Sermon on the Mount
Agnes Lussier of Our Lady of Mount Carmel Church in Charlotte understands when people say they feel closer to God when they are at the top of a mountain.
She attended the Sermon on the Mount on nearby Mount Philo, a Mass for the August Feast of the Assumption of the Blessed Virgin Mary. “It’s so special and so peaceful,” she said of the annual event atop the 968-foot mountain with views of the Lake Champlain Valley and New York’s Adirondack Mountains. “I like to be in the beauty of nature.”
Lussier was one of more than 50 people gathered near the rustic, 1930s lodge for the Mass celebrated by the Our Lady of Mount Carmel pastor, Edmundite Father David Cray.

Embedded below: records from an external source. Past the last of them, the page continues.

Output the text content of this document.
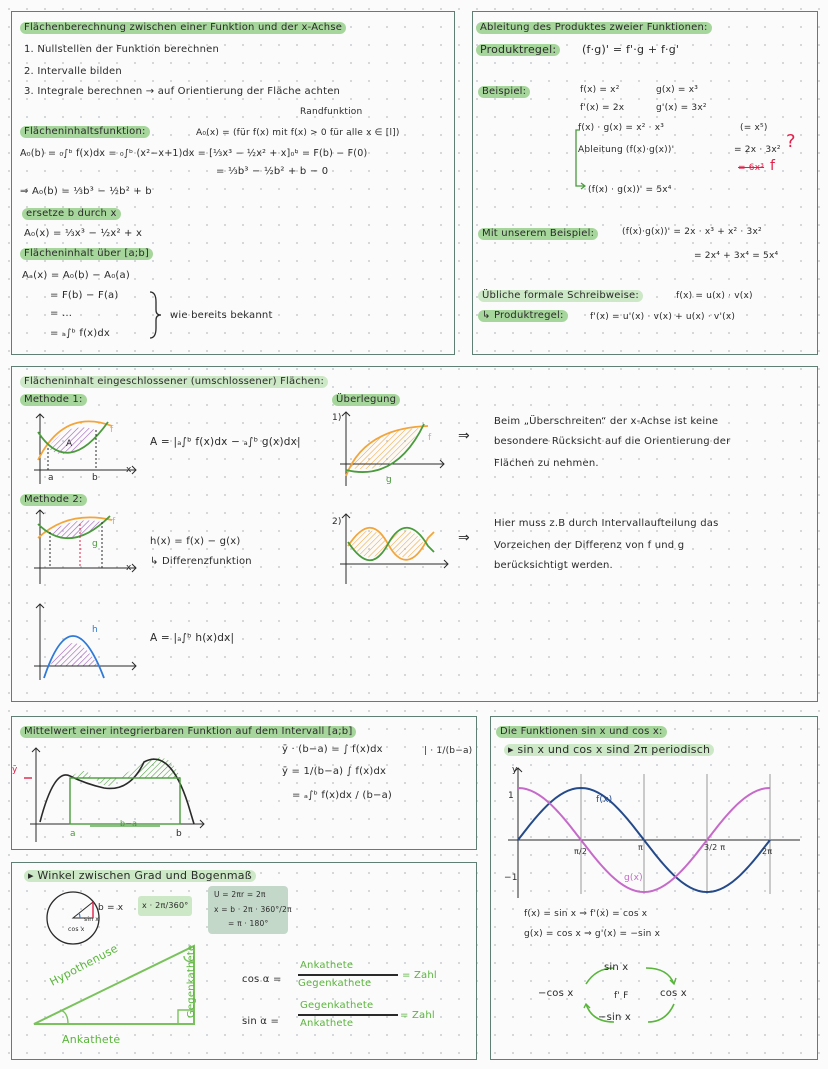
Flächenberechnung zwischen einer Funktion und der x-Achse
1. Nullstellen der Funktion berechnen
2. Intervalle bilden
3. Integrale berechnen → auf Orientierung der Fläche achten
Randfunktion
Flächeninhaltsfunktion:	A₀(x) = (für f(x) mit f(x) > 0 für alle x ∈ [l])
A₀(b) = ₀∫ᵇ f(x)dx = ₀∫ᵇ (x²−x+1)dx = [⅓x³ − ½x² + x]₀ᵇ = F(b) − F(0)
= ⅓b³ − ½b² + b − 0
⇒ A₀(b) = ⅓b³ − ½b² + b
ersetze b durch x
A₀(x) = ⅓x³ − ½x² + x
Flächeninhalt über [a;b]
Aₐ(x) = A₀(b) − A₀(a)
= F(b) − F(a)
= …
= ₐ∫ᵇ f(x)dx
wie bereits bekannt
Ableitung des Produktes zweier Funktionen:
Produktregel:	(f·g)' = f'·g + f·g'
Beispiel:	f(x) = x²
f'(x) = 2x
g(x) = x³
g'(x) = 3x²
f(x) · g(x) = x² · x³	(= x⁵)
Ableitung (f(x)·g(x))'	= 2x · 3x²
= 6x³ f
?
(f(x) · g(x))' = 5x⁴
Mit unserem Beispiel:	(f(x)·g(x))' = 2x · x³ + x² · 3x²
= 2x⁴ + 3x⁴ = 5x⁴
Übliche formale Schreibweise:	f(x) = u(x) · v(x)
↳ Produktregel:	f'(x) = u'(x) · v(x) + u(x) · v'(x)
Flächeninhalt eingeschlossener (umschlossener) Flächen:
Methode 1:
f
A
a	b
x
A = |ₐ∫ᵇ f(x)dx − ₐ∫ᵇ g(x)dx|
Methode 2:
f
g
x
h(x) = f(x) − g(x)
↳ Differenzfunktion
h
A = |ₐ∫ᵇ h(x)dx|
Überlegung
1)
f
g
⇒
Beim „Überschreiten“ der x-Achse ist keine
besondere Rücksicht auf die Orientierung der
Flächen zu nehmen.
2)
⇒
Hier muss z.B durch Intervallaufteilung das
Vorzeichen der Differenz von f und g
berücksichtigt werden.
Mittelwert einer integrierbaren Funktion auf dem Intervall [a;b]
ȳ
a
b−a
b
ȳ · (b−a) = ∫ f(x)dx	| · 1/(b−a)
ȳ = 1/(b−a) ∫ f(x)dx
= ₐ∫ᵇ f(x)dx / (b−a)
Die Funktionen sin x und cos x:
▸ sin x und cos x sind 2π periodisch
y
1
−1
f(x)
g(x)
π/2	π	3/2 π	2π
f(x) = sin x ⇒ f'(x) = cos x
g(x) = cos x ⇒ g'(x) = −sin x
sin x
−cos x	f' F	cos x
−sin x
▸ Winkel zwischen Grad und Bogenmaß
b = x
sin x
cos x
x · 2π/360°
U = 2πr = 2π
x = b · 2π · 360°/2π
= π · 180°
Hypothenuse	Gegenkathete
Ankathete
cos α =
Ankathete
Gegenkathete
= Zahl
sin α =
Gegenkathete
Ankathete
= Zahl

In his own “sermon on the mount,” he spoke of Mary and the doctrine of her assumption into heaven — the bodily taking up of her into Heaven at the end of her earthly life. Because she was “full of grace,” there was no room for sin so she had no original sin. “If sin is the cause of death coming into the world, this woman with no sin could not die. … She was taken to heaven, body and soul.”
“We know we have her as an intercessor,” Father Cray said. “She is a sign of hope.”
The Sermon on the Mount has been a tradition at Our Lady of Mount Carmel Church for nearly 20 years. “High places suggest closeness to heaven,” the pastor said before Mass began. “But I don’t believe I’m closer to heaven because I’m on top of Mount Philo,” he added with a laugh.
Noting the many religious references to mountains — like Mount Carmel, Mont St. Michel, Mount Tabor and Mount Sinai — he said many are seen as holy places, but “God is as close to us at the base as he is up here.”
But there was no denying it was easy to put oneself into God’s presence during the Sermon on the Mount with hymns accompanied by a violinist, a cool breeze, the setting sun, the gentle sound of crickets and the fluttering-by of butterflies.
“This is one of the nicest nights,” Father Cray said.
The Mass was followed by a potluck supper.